Dialysis Facility Compare: The Dialysis Facility Compare (DFC) contains information about Medicare certified dialysis facilities. Included is facility name and contact information, location, types of services provided, certification date, and quality measures for each facility. DFC allows patients, family members, healthcare providers, and stakeholders, to compare the quality of dialysis facilities across the country, and to access a variety of kidney disease and dialysis resources. DFC also includes demographic data, medical claims, payment, and entitlement data on patients with Medicare who have ESRD; and aggregate ESRD patient information.
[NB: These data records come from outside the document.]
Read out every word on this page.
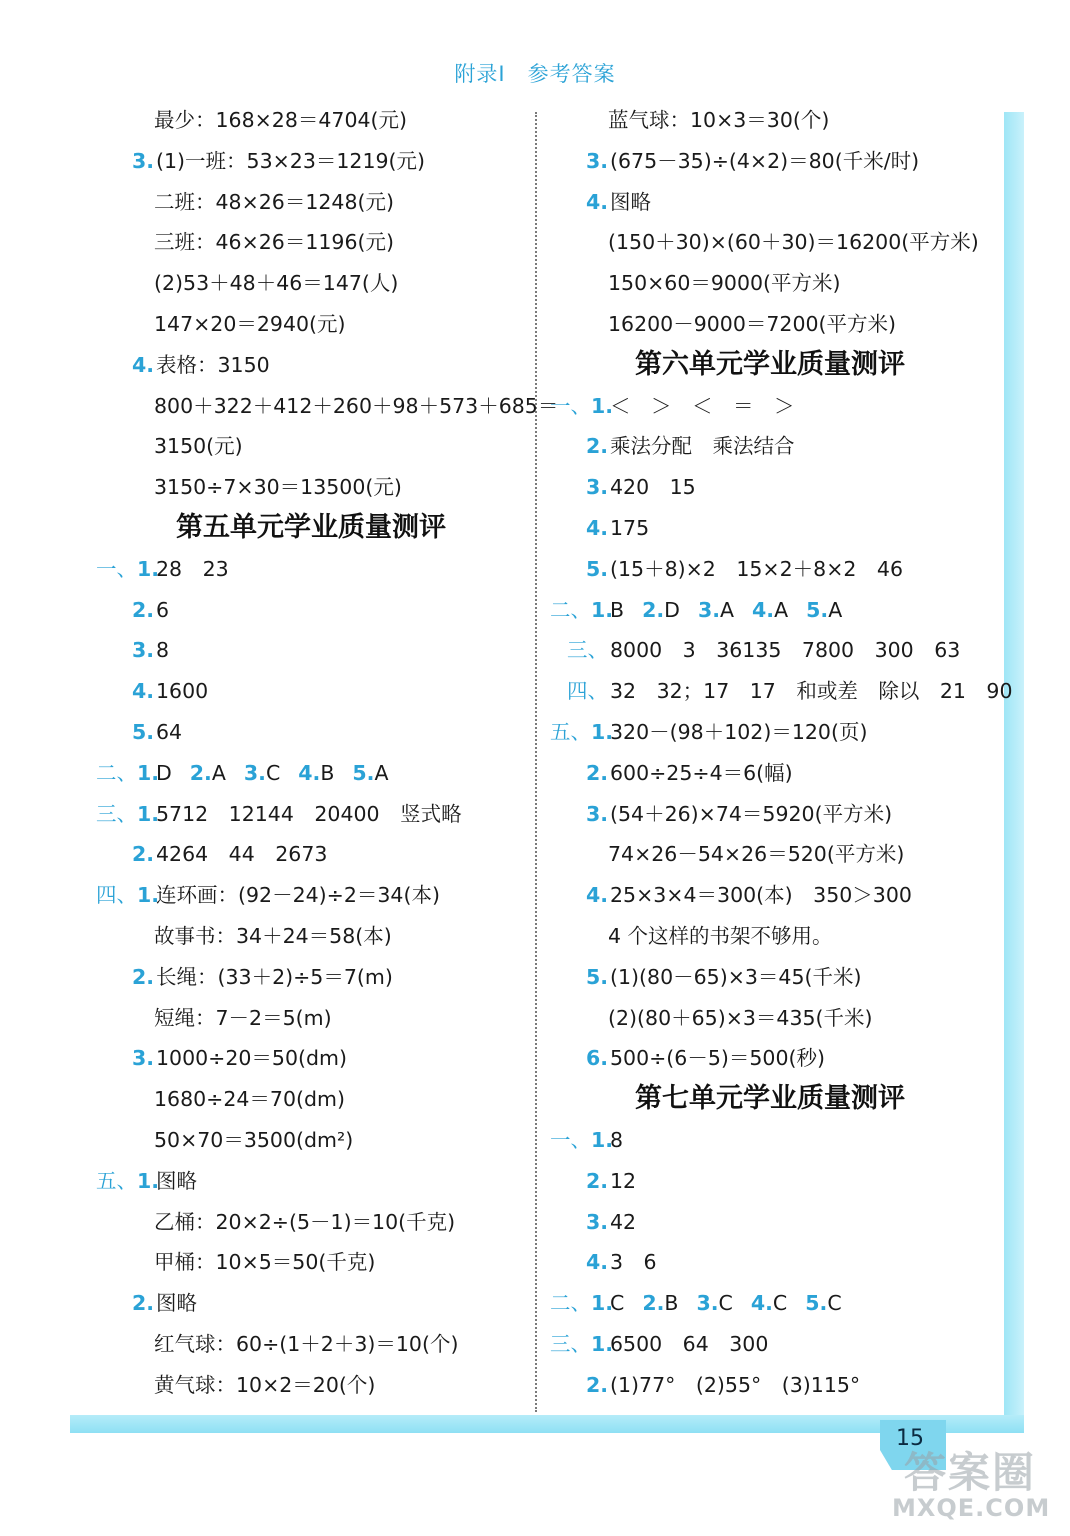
15
答案圈
MXQE.COM
附录Ⅰ　参考答案
最少：168×28＝4704(元)
3.(1)一班：53×23＝1219(元)
二班：48×26＝1248(元)
三班：46×26＝1196(元)
(2)53＋48＋46＝147(人)
147×20＝2940(元)
4.表格：3150
800＋322＋412＋260＋98＋573＋685＝
3150(元)
3150÷7×30＝13500(元)
第五单元学业质量测评
一、1.28　23
2.6
3.8
4.1600
5.64
二、1.D 2.A 3.C 4.B 5.A
三、1.5712　12144　20400　竖式略
2.4264　44　2673
四、1.连环画：(92－24)÷2＝34(本)
故事书：34＋24＝58(本)
2.长绳：(33＋2)÷5＝7(m)
短绳：7－2＝5(m)
3.1000÷20＝50(dm)
1680÷24＝70(dm)
50×70＝3500(dm²)
五、1.图略
乙桶：20×2÷(5－1)＝10(千克)
甲桶：10×5＝50(千克)
2.图略
红气球：60÷(1＋2＋3)＝10(个)
黄气球：10×2＝20(个)
蓝气球：10×3＝30(个)
3.(675－35)÷(4×2)＝80(千米/时)
4.图略
(150＋30)×(60＋30)＝16200(平方米)
150×60＝9000(平方米)
16200－9000＝7200(平方米)
第六单元学业质量测评
一、1.＜　＞　＜　＝　＞
2.乘法分配　乘法结合
3.420　15
4.175
5.(15＋8)×2　15×2＋8×2　46
二、1.B 2.D 3.A 4.A 5.A
三、8000　3　36135　7800　300　63
四、32　32；17　17　和或差　除以　21　90
五、1.320－(98＋102)＝120(页)
2.600÷25÷4＝6(幅)
3.(54＋26)×74＝5920(平方米)
74×26－54×26＝520(平方米)
4.25×3×4＝300(本)　350＞300
4 个这样的书架不够用。
5.(1)(80－65)×3＝45(千米)
(2)(80＋65)×3＝435(千米)
6.500÷(6－5)＝500(秒)
第七单元学业质量测评
一、1.8
2.12
3.42
4.3　6
二、1.C 2.B 3.C 4.C 5.C
三、1.6500　64　300
2.(1)77°　(2)55°　(3)115°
Consolidated Renal Operations in a Web-Enabled Network (CROWNWeb) - CMS utilizes CROWNWeb data as one of the primary data sources for the Quality Measures (QM) Project, enabling ESRD stakeholders to gauge patient care outcomes by offering comparisons of clinical performance results at the facility, ESRD Network, and national levels. The database can quickly calculate and produce QM reports, allowing facilities to more closely monitor patient clinical measures and rapidly evaluate treatment trends to ensure patients receive the appropriate treatment. CROWNWeb data reporting of attestations are used to calculate facility Total Performance Scores as part of the Quality Incentive Program (QIP). Facilities are evaluated and scored based on their compliance with CMS-mandated reporting measurements. Using CROWNWeb (and other) data sources, scores are calculated for each facility, and score certificates must be published in a visible area in each facility.